Reputation: 4853
I was looking through some Android source and found the implementation of writev
to be entirely in assembly. I have a general working knowledge of ASM but am unfamiliar with the nuances of the ARM instruction set. Considering this code:
ENTRY(writev)
mov ip, r7
ldr r7, =__NR_writev
swi #0
mov r7, ip
cmn r0, #(MAX_ERRNO + 1)
bxls lr
neg r0, r0
b __set_errno
END(writev)
After some searching around I found the following:
__NR_writev = __NR_SYSCALL_BASE+146
__NR_SYSCALL_BASE = 0
What exactly is happening here? From what I could find, the ip
register is an alias for r12 and is further known as the scratch register. Nearly all of the ASM implementations I can find in the source have this general layout:
The code loads r7 into ip, r7 gets loaded with the actual memory address of the routine, then a software interrupt is issued.
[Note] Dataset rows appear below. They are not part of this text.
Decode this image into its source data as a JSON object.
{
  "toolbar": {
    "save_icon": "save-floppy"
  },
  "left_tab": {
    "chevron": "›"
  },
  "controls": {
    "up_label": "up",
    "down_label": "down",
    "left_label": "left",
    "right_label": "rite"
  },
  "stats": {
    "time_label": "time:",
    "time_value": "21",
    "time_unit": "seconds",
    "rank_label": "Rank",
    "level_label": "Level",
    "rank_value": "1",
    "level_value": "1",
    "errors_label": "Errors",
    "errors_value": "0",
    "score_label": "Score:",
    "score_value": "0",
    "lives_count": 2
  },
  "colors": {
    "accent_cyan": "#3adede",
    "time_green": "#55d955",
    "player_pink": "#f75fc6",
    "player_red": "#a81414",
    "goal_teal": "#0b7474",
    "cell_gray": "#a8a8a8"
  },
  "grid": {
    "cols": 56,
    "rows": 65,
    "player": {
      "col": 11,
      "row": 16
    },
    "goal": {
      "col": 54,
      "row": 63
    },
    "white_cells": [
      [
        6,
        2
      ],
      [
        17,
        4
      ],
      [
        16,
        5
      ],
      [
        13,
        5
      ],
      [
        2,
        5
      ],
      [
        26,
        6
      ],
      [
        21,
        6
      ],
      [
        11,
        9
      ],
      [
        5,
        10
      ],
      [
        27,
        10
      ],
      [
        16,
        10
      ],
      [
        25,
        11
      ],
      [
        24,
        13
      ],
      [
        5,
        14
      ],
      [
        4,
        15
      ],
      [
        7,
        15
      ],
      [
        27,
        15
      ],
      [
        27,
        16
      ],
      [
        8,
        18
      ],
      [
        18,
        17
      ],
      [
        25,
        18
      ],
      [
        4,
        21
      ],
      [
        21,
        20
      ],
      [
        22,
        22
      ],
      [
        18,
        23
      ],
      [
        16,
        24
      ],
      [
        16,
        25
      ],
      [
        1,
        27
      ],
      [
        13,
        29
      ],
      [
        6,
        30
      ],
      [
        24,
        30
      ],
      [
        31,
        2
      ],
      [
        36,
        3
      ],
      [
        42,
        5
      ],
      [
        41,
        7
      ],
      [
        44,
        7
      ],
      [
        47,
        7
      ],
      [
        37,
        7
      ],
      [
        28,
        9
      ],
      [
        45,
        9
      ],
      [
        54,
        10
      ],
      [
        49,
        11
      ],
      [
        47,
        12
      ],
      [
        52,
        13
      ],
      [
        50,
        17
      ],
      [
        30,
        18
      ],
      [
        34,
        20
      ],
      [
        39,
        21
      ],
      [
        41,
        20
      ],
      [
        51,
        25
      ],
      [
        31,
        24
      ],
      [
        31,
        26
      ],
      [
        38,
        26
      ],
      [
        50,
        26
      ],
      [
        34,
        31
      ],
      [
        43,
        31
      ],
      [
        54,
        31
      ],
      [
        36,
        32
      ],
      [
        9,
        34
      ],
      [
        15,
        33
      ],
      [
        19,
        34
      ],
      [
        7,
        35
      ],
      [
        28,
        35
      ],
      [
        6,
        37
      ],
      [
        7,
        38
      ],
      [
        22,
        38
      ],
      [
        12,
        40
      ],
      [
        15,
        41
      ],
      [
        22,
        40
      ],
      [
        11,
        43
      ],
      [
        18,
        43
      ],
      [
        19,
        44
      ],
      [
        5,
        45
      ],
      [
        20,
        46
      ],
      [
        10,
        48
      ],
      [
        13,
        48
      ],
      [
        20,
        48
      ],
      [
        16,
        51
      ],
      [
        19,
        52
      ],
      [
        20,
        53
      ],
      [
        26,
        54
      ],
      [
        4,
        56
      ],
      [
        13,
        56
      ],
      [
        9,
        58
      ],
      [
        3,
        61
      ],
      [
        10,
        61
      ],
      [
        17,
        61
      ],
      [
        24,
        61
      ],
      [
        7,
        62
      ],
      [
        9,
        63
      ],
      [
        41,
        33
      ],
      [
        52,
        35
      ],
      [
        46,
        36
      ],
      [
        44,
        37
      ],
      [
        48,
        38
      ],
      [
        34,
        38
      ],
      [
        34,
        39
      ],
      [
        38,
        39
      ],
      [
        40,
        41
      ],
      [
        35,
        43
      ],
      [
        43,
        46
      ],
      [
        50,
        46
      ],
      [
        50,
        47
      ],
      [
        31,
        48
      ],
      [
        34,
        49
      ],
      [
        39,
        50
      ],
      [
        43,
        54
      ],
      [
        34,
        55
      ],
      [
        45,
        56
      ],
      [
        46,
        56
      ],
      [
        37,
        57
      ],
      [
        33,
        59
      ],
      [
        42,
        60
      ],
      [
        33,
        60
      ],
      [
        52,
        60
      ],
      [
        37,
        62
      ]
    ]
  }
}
Although I do not know exactly what is happening, I can see that the remaining bit of code is checking for errors using the return values of the __NR_writev subroutine call.
Where is the actual implementation of writev if this ASM routine only redirects the call and checks for errors?
Why is r7 being saved here and why into ip(r12/scratch register)?
Why is the memory address of the actual implementation loaded into r7 prior to a SWI?
Upvotes: 3
Views: 1047
Reputation: 39581
The actual implementation of writev is somewhere in your operating system's kernel. The SWI instruction causes the CPU to switch to supervisor mode, and begin executing the kernel's exception handler. While in supervisor mode the kernel can do things that your user mode code can't do directly, like access devices.
The value of R7 is saved to IP (R12) because the calling convention being followed requires that the value of R7 be preserved across the call. It doesn't require that the IP register be saved.
The value loaded into R7 isn't an address, it's the number 146. Since other system calls also use SWI #0
, they all end up executing the the same exception handler in the kernel. The value in R7 is used determine which system call was invoked. The exception handler probably jumps to the system call's implementation in the kernel by using the value in R7 as a scaled offset into a table of addresses.